I never thought I'd hear that before. Not that Jack is ugly, he's just been an asshole recently, since he hasn't gotten laid.
"Well", I said, "you should go out with him"
"I would, but I have a live-in boyfriend. I am looking for a lover though..."
"Well that's perfect! Make a note, and I'll make sure he gets it."
So, she does. The note looks like something I would make, but she didn't use crayons. It was a card made out of one piece of paper. Inside, it said something like, "Be my husband", and "I love you, be my lover" and signed with her name.
When Jack first got it, he thought someone was playing a joke on him, because that's exactly the kind of joke he usually either hands out, or receives back. Apparently, today they met. Jack basically asked her if she wanted to Fuck, and well, she said yes. Thus, I got woken up, asked if my apartment could be borrowed, asked if I had a Trojan to be borrowed, and skiddadled out of my apartment. But first, Jack asked if he could have his beer back. His beer was in my car, which was at school. Without thinking, I took my bike to school, picked my car up and drove it back to deliver the beer. I then went back to school to see the damage I had done.
Harry was there. He remarked, "I like it." It was true, it didn't look bad; if anything it expressed the emotions I was feeling - it was a true self portrait.
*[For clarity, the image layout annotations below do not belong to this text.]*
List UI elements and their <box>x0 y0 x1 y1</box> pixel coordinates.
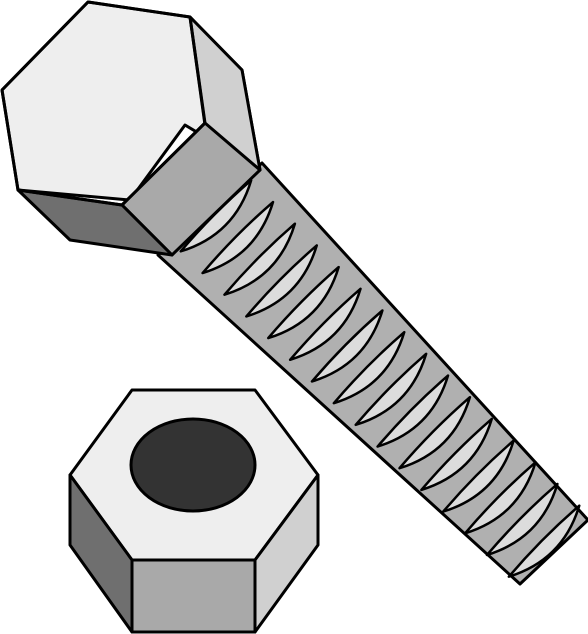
bolt-thread-ridge <box>266 265 340 340</box>
bolt-thread-ridge <box>245 244 319 318</box>
bolt-thread-ridge <box>485 482 559 557</box>
nut-hole <box>129 417 257 513</box>
hex-nut-icon <box>68 388 320 634</box>
nut-front-face <box>130 558 257 634</box>
bolt-thread-ridge <box>223 222 297 296</box>
bolt-thread-ridge <box>201 200 275 275</box>
nut-right-face <box>253 473 320 634</box>
bolt-thread-ridge <box>354 352 428 427</box>
bolt-threads <box>179 179 581 578</box>
bolt-thread-ridge <box>441 439 515 513</box>
bolt-head-edges <box>0 0 207 207</box>
bolt-thread-ridge <box>376 374 450 448</box>
bolt-thread-ridge <box>420 417 494 492</box>
bolt-thread-ridge <box>507 504 581 578</box>
bolt-thread-ridge <box>332 330 406 405</box>
hex-bolt-icon <box>0 0 262 257</box>
bolt-thread-ridge <box>288 287 362 362</box>
bolt-thread-ridge <box>398 395 472 470</box>
bolt-thread-ridge <box>463 461 537 535</box>
bolt-shank <box>156 161 588 586</box>
bolt-thread-ridge <box>310 309 384 383</box>
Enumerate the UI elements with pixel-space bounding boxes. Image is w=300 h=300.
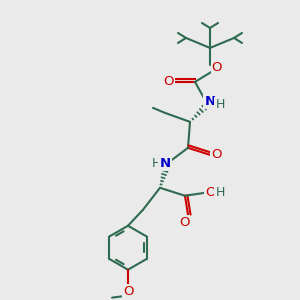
- Text: O: O: [164, 75, 174, 88]
- Text: N: N: [159, 157, 171, 170]
- Text: H: H: [215, 98, 225, 111]
- Text: O: O: [123, 285, 133, 298]
- Text: N: N: [204, 95, 216, 108]
- Text: O: O: [205, 186, 215, 199]
- Text: O: O: [179, 216, 189, 229]
- Text: O: O: [212, 61, 222, 74]
- Text: O: O: [211, 148, 221, 161]
- Text: H: H: [151, 157, 161, 170]
- Text: H: H: [215, 186, 225, 199]
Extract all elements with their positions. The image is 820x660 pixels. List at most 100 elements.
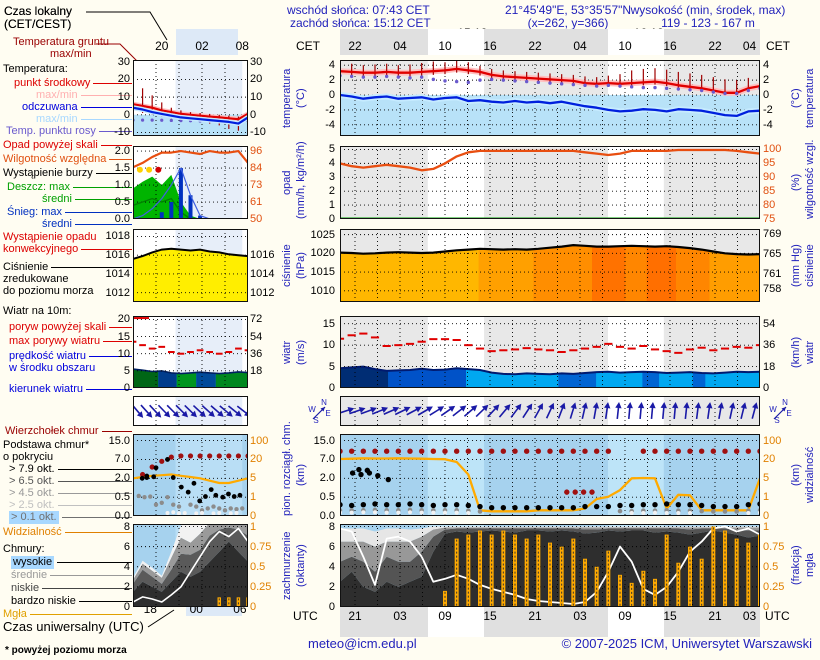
axis-tick-label: 1025 <box>310 228 335 241</box>
sidebar-label: > 0.1 okt. <box>9 511 59 524</box>
sidebar-label: średnie <box>11 569 48 581</box>
sidebar-label: odczuwana <box>22 101 78 113</box>
axis-tick-label: 5 <box>250 472 257 485</box>
axis-tick-label: 15.0 <box>313 434 335 447</box>
chart-m_w <box>340 316 760 388</box>
axis-tick-label: 0.5 <box>250 560 266 573</box>
utc-label-left: UTC <box>293 609 318 623</box>
axis-tick-label: 50 <box>250 213 263 225</box>
axis-tick-label: 4 <box>328 560 335 573</box>
cet-tick: 16 <box>483 39 497 53</box>
email-link[interactable]: meteo@icm.edu.pl <box>308 636 417 651</box>
svg-text:S: S <box>313 416 318 425</box>
axis-unit-label: wiatr <box>281 340 293 364</box>
utc-tick: 15 <box>483 609 497 623</box>
svg-text:N: N <box>321 398 327 407</box>
axis-tick-label: 10 <box>322 339 335 352</box>
axis-tick-label: 20 <box>250 453 263 466</box>
axis-tick-label: 61 <box>250 196 263 209</box>
axis-tick-label: 95 <box>763 157 776 170</box>
cet-tick: 10 <box>618 39 632 53</box>
sidebar-label: w środku obszaru <box>9 362 96 374</box>
leader-line <box>30 614 132 615</box>
axis-tick-label: 1010 <box>310 284 335 297</box>
leader-line <box>81 119 132 120</box>
axis-tick-label: 1.5 <box>114 162 130 175</box>
chart-s_w <box>133 316 248 388</box>
axis-tick-label: 0 <box>763 601 770 613</box>
axis-tick-label: 1014 <box>250 267 275 280</box>
sidebar-label: zredukowane <box>3 273 69 285</box>
axis-unit-label: mgła <box>804 553 816 578</box>
axis-tick-label: 2 <box>328 185 335 198</box>
sidebar-label: Temperatura gruntu <box>13 36 109 48</box>
axis-tick-label: 30 <box>250 55 263 68</box>
axis-tick-label: 1 <box>763 520 770 533</box>
sidebar-label: Śnieg: max <box>7 206 63 218</box>
axis-tick-label: 2.0 <box>114 145 130 158</box>
sunset-label: zachód słońca: 15:12 CET <box>290 16 431 30</box>
sidebar-label: niskie <box>11 582 40 594</box>
chart-m_p <box>340 229 760 302</box>
axis-tick-label: 100 <box>763 143 782 156</box>
axis-tick-label: 0 <box>763 89 770 102</box>
axis-tick-label: 36 <box>763 339 776 352</box>
axis-tick-label: 1 <box>250 520 257 533</box>
axis-tick-label: 96 <box>250 145 263 158</box>
leader-line <box>89 356 132 357</box>
sidebar-label: Czas lokalny <box>4 4 73 18</box>
sidebar-label: max/min <box>36 113 78 125</box>
chart-s_c <box>133 434 248 516</box>
sidebar-label: Wystąpienie burzy <box>3 167 93 179</box>
axis-tick-label: 36 <box>250 347 263 360</box>
axis-unit-label: (km/h) <box>790 336 802 368</box>
sidebar-label: Wiatr na 10m: <box>3 305 72 317</box>
leader-line <box>101 145 132 146</box>
mini-cet-tick: 20 <box>155 39 169 53</box>
axis-unit-label: (oktanty) <box>295 544 307 587</box>
axis-tick-label: 84 <box>250 162 263 175</box>
cet-tick: 22 <box>528 39 542 53</box>
axis-tick-label: -4 <box>325 118 335 131</box>
sidebar-label: bardzo niskie <box>11 595 76 607</box>
axis-unit-label: widzialność <box>804 446 816 504</box>
axis-unit-label: ciśnienie <box>281 244 293 287</box>
axis-tick-label: 20 <box>250 73 263 86</box>
axis-tick-label: 2 <box>328 74 335 87</box>
leader-line <box>79 601 132 602</box>
axis-tick-label: 8 <box>328 520 335 533</box>
axis-tick-label: 2 <box>123 580 130 593</box>
sidebar-label: max/min <box>50 48 92 60</box>
axis-unit-label: (°C) <box>295 88 307 108</box>
axis-unit-label: (hPa) <box>295 252 307 279</box>
copyright-link[interactable]: © 2007-2025 ICM, Uniwersytet Warszawski <box>561 636 812 651</box>
axis-unit-label: (km) <box>295 464 307 486</box>
axis-tick-label: 15 <box>322 317 335 330</box>
sidebar-label: Ciśnienie <box>3 261 49 273</box>
leader-line <box>81 107 132 108</box>
axis-tick-label: 761 <box>763 267 782 280</box>
leader-line <box>42 588 132 589</box>
axis-tick-label: 0.0 <box>114 213 130 225</box>
night-band <box>484 607 608 637</box>
chart-s_o <box>133 146 248 219</box>
axis-tick-label: 758 <box>763 282 782 295</box>
axis-tick-label: 6 <box>123 540 130 553</box>
axis-tick-label: 0 <box>250 601 257 613</box>
cet-tick: 16 <box>663 39 677 53</box>
axis-tick-label: 15.0 <box>108 434 130 447</box>
cet-tick: 22 <box>348 39 362 53</box>
sidebar-label: Widzialność <box>3 526 62 538</box>
svg-text:W: W <box>769 405 777 414</box>
axis-tick-label: 1012 <box>250 286 275 299</box>
utc-axis-label: Czas uniwersalny (UTC) <box>3 619 144 634</box>
svg-text:E: E <box>325 409 330 418</box>
axis-tick-label: 90 <box>763 171 776 184</box>
axis-tick-label: 0 <box>123 382 130 394</box>
axis-tick-label: -10 <box>250 126 266 139</box>
axis-tick-label: 2 <box>763 74 770 87</box>
axis-tick-label: 1014 <box>105 267 130 280</box>
night-band <box>484 29 608 55</box>
sidebar-label: średni <box>42 193 72 205</box>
But it wasn't what was needed. It wasn't an illustrated portrait of me, rendered in a very old master style. It was almost like my whole soul was rebelling against doing such busywork. As if, it didn't want to learn a technique, that it was just fine doing what it had been doing: making it up as it went. I've done many figurative paintings, I might even say that most of my paintings are figurative and I've never had this much trouble. I felt as if I was back in highschool and I hated art classes in highschool.
I came to the conclusion that the best thing to for me to do would be to pick myself up, dust myself off, and start all over again; even if that meant trying the self portrait for the third time. I'm glad this is just a painting, and not, say, a heart transplant or a moon mission. I still felt crappy, so I went to the school store to buy supplies and went to the library to borrow a video on Keith Harring, whom I found I thoroughly enjoy. That gave me enough strength to go to a figure drawing session at the Temple Event Center:
and go back to school once again to prepare a canvas board for figure painting tomorrow. Tomorrow, Tomorrow, Tomorrow - I have to get my car tuned up for the road trip this weekend, give Molly my Photoshop 7 CD, buy tickets, get directions, get a map and think about doing another 3 hour figure drawing session after 6 hours of figure painting class. It seems that I need some practice.